Fiserv is among several fintech companies seeking to buy the Spanish bank’s payments arm, Sabadell. This deal could cost up to $394 million, according to preliminary information.

Fiserv hopes to be among the shortlist of final bidders for the unit to be announced in early October. If the FISV is able to buy the payment unit, its stock should go up.

Vertex Pharmaceuticals (VRTX)

Vertex Pharmaceuticals (VRTX) logo visible on display screen

Source: Pavel Kapysh / Shutterstock.com

Vertex Pharmaceuticals (NASDAQ:VRTX) stock has some powerful and positive catalysts. Broadly speaking, he stands to benefit from President Biden’s strong support for the biotech industry. He recently signed an executive order that is supposed to spur increased manufacturing of biotech materials in the United States..
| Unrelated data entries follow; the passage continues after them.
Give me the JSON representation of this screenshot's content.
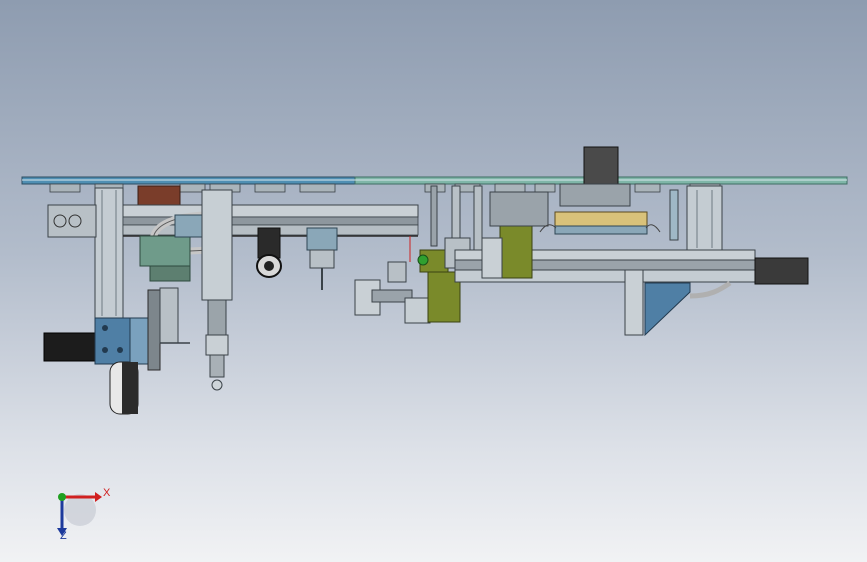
{
  "window": {
    "title": ""
  },
  "view": {
    "background_top": "#8e9cb0",
    "background_bottom": "#f1f2f4",
    "model_colors": {
      "top_plate_left": "#4f8fb3",
      "top_plate_right": "#7fb6a8",
      "motor_body": "#2b4f7a",
      "motor_black": "#1c1c1c",
      "rail_gray": "#9aa3aa",
      "olive_block": "#7a8a2a",
      "bracket_blue": "#4f7fa5",
      "brown_block": "#7a3d2a"
    }
  },
  "triad": {
    "x_label": "X",
    "z_label": "Z",
    "x_color": "#d02020",
    "y_color": "#20a020",
    "z_color": "#1d3a9c"
  }
}
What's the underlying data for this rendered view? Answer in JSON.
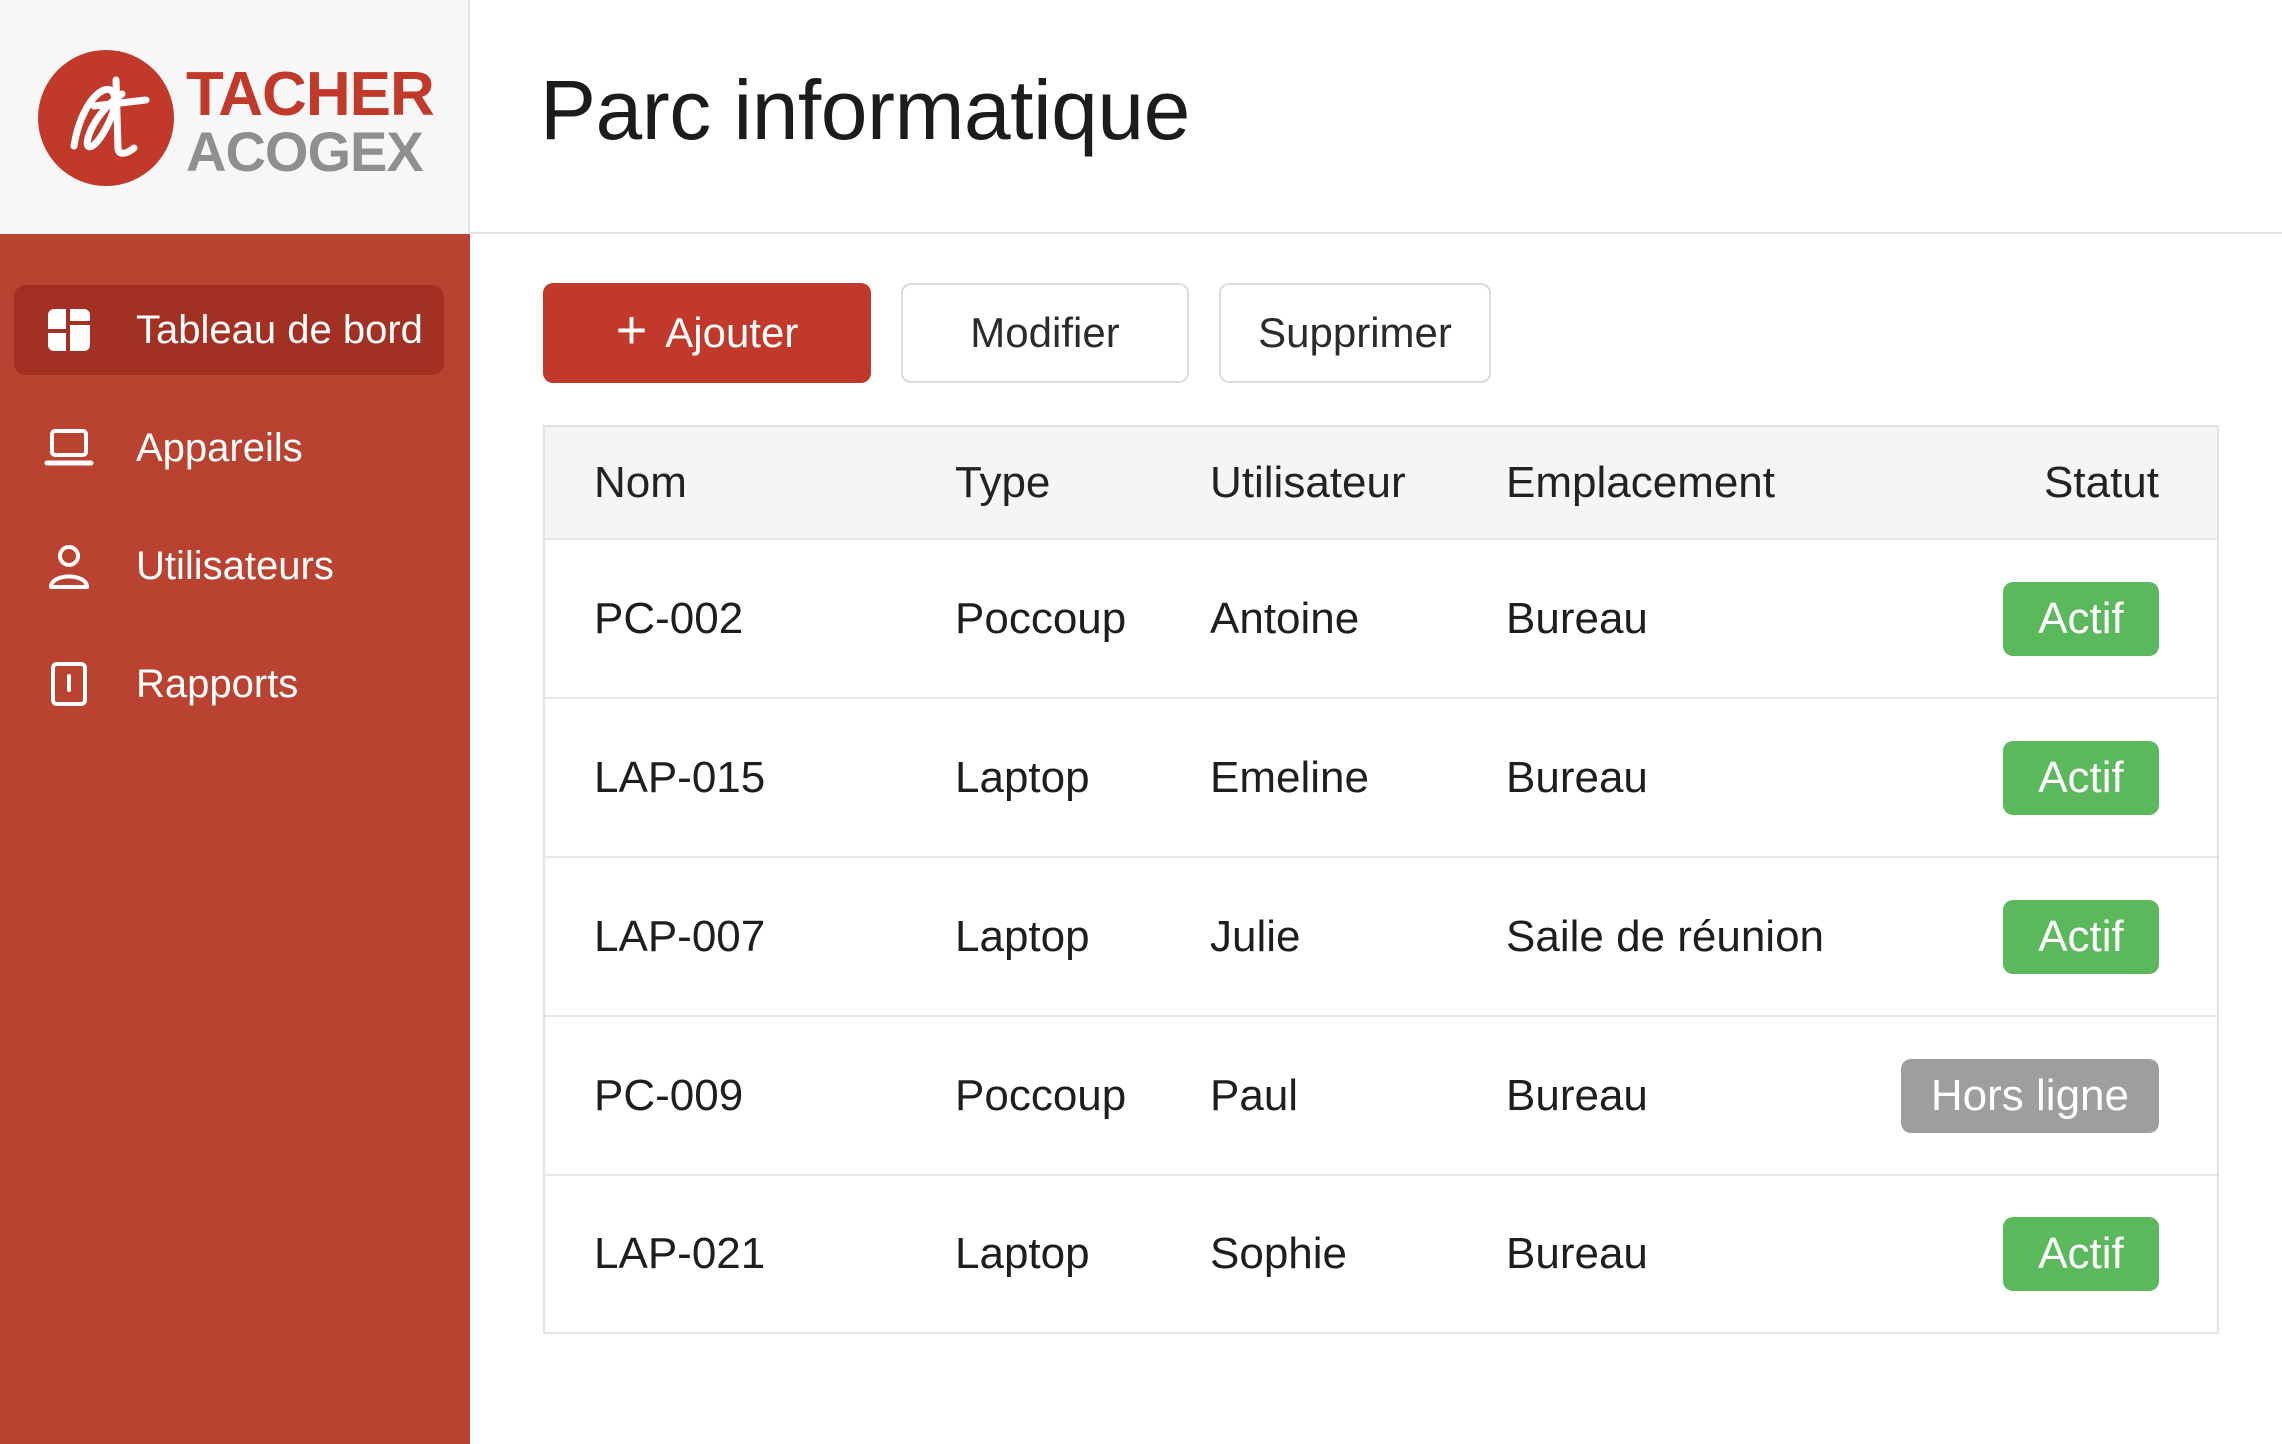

Additionally, a few weeks earlier, Vertx Pharmaceuticals announced that it had received FDA approval for its drug ORKAMBI as a treatment for people age one and older with certain types of cystic fibrosis.

Recent figures indicate that CF patients born between 2015 and 2019 have a life expectancy of just 46 years. while more than 30,000 Americans have the disorder. The data suggests that the total addressable market for ORKAMBI is quite large, while the company should be able to charge a premium price for the drug.

VRTX shares predictably fell after the Fed’s rate hike. However, they rebounded nicely on September 22 and are only down 1% today.

At the date of publication, Alex Sirois did not hold (neither directly nor indirectly) any position in the securities mentioned in this article. The opinions expressed in this article are those of the author, subject to InvestorPlace.com Publication guidelines.

Alex Sirois is an Independent InvestorPlace Contributor whose personal equity investing style focuses on long-term stock picks, buy-and-hold and wealth building. Having worked in multiple industries, from trading electronics to translation to education and using his MBA from George Washington University, he brings a diverse set of skills through which he filters his writing.